As omicron fuels surge, U.S. students stage walkouts to protest in-person classes

'I think CPS is listening, but I'm not sure they'll make a change,' said one Chicago high school student

Hundreds of students in Boston and Chicago walked out of classes Friday in protests demanding a switch to remote learning as a surge in COVID-19 cases fueled by the omicron variant disrupted efforts at returning to in-person education around the United States.

In Chicago, the nation's third-largest school district, the walkout came two days after in-classroom instruction resumed for 340,000 students who were idled during a five-day work stoppage by unionized teachers pressing for tougher COVID-19 safeguards.

Protesting students said they were dissatisfied with the additional health protocols the teachers union agreed to earlier this week, ending its standoff with the Chicago Public Schools (CPS) district and Mayor Lori Lightfoot.

"I think CPS is listening, but I'm not sure they'll make a change," Jaden Horten, a junior at Jones College Prep High School, said during a rally at district headquarters that drew around a thousand students.

Students stage one of several mass walkouts

Students stage one of several mass walkouts for COVID safety at high schools due to the omicron spread in Chicago Jan. 14, 2022. (Reuters/Jim Vondruska / Reuters)


The demonstration followed student walkouts at various schools around the city.

About 600 young people from 11 Boston schools participated in student walkouts there, according to the school district, which serves nearly 52,000 pupils. Many protesting students returned to classrooms later, while others went home after taking part in peaceful demonstrations.

An online petition started by a Boston high school senior branding schools a "COVID-19 breeding ground" and calling for a remote learning option had collected more than 8,000 signatures as of Friday morning.

The Boston Student Advisory Council, which organized the walkout, posted a series of demands on Twitter, including two weeks of online instruction and more stringent COVID-19 testing for teachers and students.

The latest wave of infections has renewed the debate over whether to keep schools open, as officials seek to balance fears about the highly contagious omicron variant with concerns that children could fall further behind academically after two years of stop-and-start instruction. The result has been a patchwork of COVID-19 policies around the country that has left parents feeling exhausted and bewildered.

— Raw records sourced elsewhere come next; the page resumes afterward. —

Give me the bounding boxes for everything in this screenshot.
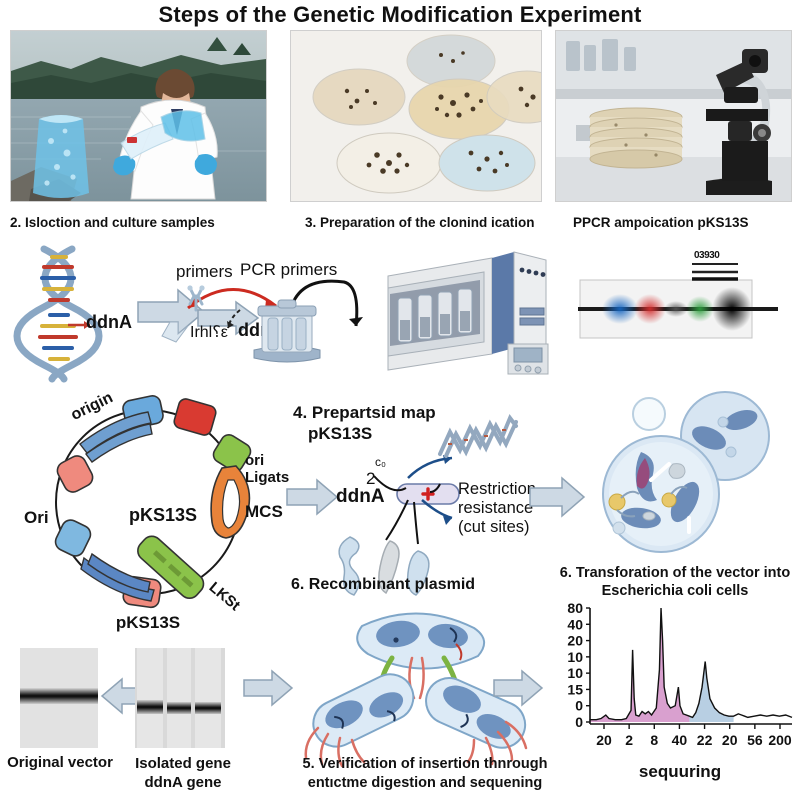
chart-y-tick-label: 40 <box>567 616 583 632</box>
arrow-step4-to-transformation <box>528 475 586 519</box>
chromatogram-chart: 80402010101500202840222056200 <box>550 600 800 760</box>
chart-x-tick-label: 20 <box>722 732 738 748</box>
caption-step-3: 3. Preparation of the clonind ication <box>305 215 595 230</box>
plasmid-label-ori-ligats: ori Ligats <box>245 452 289 486</box>
ori-line: ori <box>245 452 289 469</box>
ligats-line: Ligats <box>245 469 289 486</box>
gel-ladder-bands <box>692 262 742 282</box>
chart-x-tick-label: 2 <box>625 732 633 748</box>
chart-x-tick-label: 200 <box>768 732 792 748</box>
arrow-bacteria-to-chart <box>492 668 544 708</box>
chart-y-tick-label: 15 <box>567 681 583 697</box>
step6-recombinant-heading: 6. Recombinant plasmid <box>291 576 475 594</box>
plasmid-label-ori: Ori <box>24 508 49 528</box>
chart-trace <box>590 608 792 720</box>
chart-x-tick-label: 20 <box>596 732 612 748</box>
thermocycler-machine <box>388 248 548 378</box>
caption-isolated-gene: Isolated gene ddnA gene <box>118 754 248 792</box>
label-ddna-helix: ddnA <box>86 312 132 333</box>
caption-original-vector: Original vector <box>0 754 120 771</box>
chart-y-tick-label: 10 <box>567 665 583 681</box>
caption-step-2: 2. Isloction and culture samples <box>10 215 290 230</box>
step5-caption-line-1: 5. Verification of insertion thnrough <box>280 755 570 774</box>
gel-original-vector <box>20 648 98 748</box>
page-title: Steps of the Genetic Modification Experi… <box>0 2 800 28</box>
arrow-plasmid-to-step4 <box>285 477 339 517</box>
restriction-line-2: resistance <box>458 499 536 518</box>
chart-y-tick-label: 0 <box>575 714 583 730</box>
step4-subheading: pKS13S <box>308 424 372 444</box>
photo-water-sampling <box>10 30 267 202</box>
step4-restriction-text: Restriction resistance (cut sites) <box>458 480 536 537</box>
caption-step-6-transformation: 6. Transforation of the vector into Esch… <box>550 564 800 600</box>
plasmid-label-mcs: MCS <box>245 502 283 522</box>
photo-microscope <box>555 30 792 202</box>
photo-petri-dishes <box>290 30 542 202</box>
chart-x-tick-label: 22 <box>697 732 713 748</box>
restriction-line-3: (cut sites) <box>458 518 536 537</box>
chart-y-tick-label: 10 <box>567 649 583 665</box>
transformation-caption-line-1: 6. Transforation of the vector into <box>550 564 800 582</box>
caption-step-5: 5. Verification of insertion thnrough en… <box>280 755 570 793</box>
restriction-line-1: Restriction <box>458 480 536 499</box>
plasmid-name-center: pKS13S <box>108 505 218 526</box>
gel-isolated-gene <box>135 648 225 748</box>
transformation-cells-diagram <box>585 390 795 555</box>
gel-electrophoresis-colored <box>578 278 778 340</box>
caption-pcr-amplification: PPCR ampoication pKS13S <box>573 215 800 230</box>
step4-heading: 4. Prepartsid map <box>293 403 436 423</box>
chart-xlabel: sequuring <box>600 762 760 782</box>
transformation-caption-line-2: Escherichia coli cells <box>550 582 800 600</box>
step5-caption-line-2: entıctme digestion and sequening <box>280 774 570 793</box>
step4-dna-squiggle <box>436 398 520 462</box>
tube-rack-icon <box>248 294 326 362</box>
chart-y-tick-label: 80 <box>567 600 583 616</box>
isolated-gene-line-1: Isolated gene <box>118 754 248 773</box>
chart-area-fill <box>590 608 689 722</box>
dashed-pointer <box>222 308 246 334</box>
plasmid-name-bottom: pKS13S <box>88 613 208 633</box>
gel-ladder-label: 03930 <box>694 250 719 261</box>
chart-y-tick-label: 0 <box>575 698 583 714</box>
chart-x-tick-label: 40 <box>672 732 688 748</box>
arrow-gel-to-bacteria <box>242 668 294 708</box>
chart-x-tick-label: 56 <box>747 732 763 748</box>
isolated-gene-line-2: ddnA gene <box>118 773 248 792</box>
chart-x-tick-label: 8 <box>650 732 658 748</box>
chart-y-tick-label: 20 <box>567 633 583 649</box>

Students gather outside of CPS headquarters to stage one of several mass walkouts for COVID safety at high schools due to the omicron spread in Chicago Jan. 14, 2022.  (Reuters/Jim Vondruska / Reuters)


Ash O'Brien, a 10th-grade student at Boston Latin School who left the building with about a dozen others on Friday, said he didn't feel safe staying in school.

"I live with two grandparents who are immune-compromised," he said. "So I don't want to go to school, risk getting sick and come home to them."

In a statement, Boston Public Schools said it supports students advocating for their beliefs and vowed to listen to their concerns.

Eric Adams

New York City Mayor elect Eric Adams speaks to supporters Tuesday, Nov. 2, 2021, in New York.  (AP Photo/Frank Franklin II / AP Newsroom)

Earlier this week, students at several New York City schools staged a walkout to protest what they said were inadequate safety measures. Mayor Eric Adams said Thursday his administration was considering a temporary remote learning option for a significant number of students who were staying home.


Nearly 5,000 public schools across the country have closed for at least one day this week due to the pandemic, according to Burbio, a website that tracks school disruptions.

The omicron surge appears to be slowing in areas of the country that were hit first. In the last week, the average daily tally of new cases has risen only 5% in Northeastern and Southern states compared with the prior seven-day period, according to a Reuters analysis. In Western states, by contrast, the average number of infections documented every day has climbed 89% in the past week compared with the previous week.

Overall, the United States is still tallying nearly 800,000 new infections a day amid record numbers of hospitalized patients with COVID-19.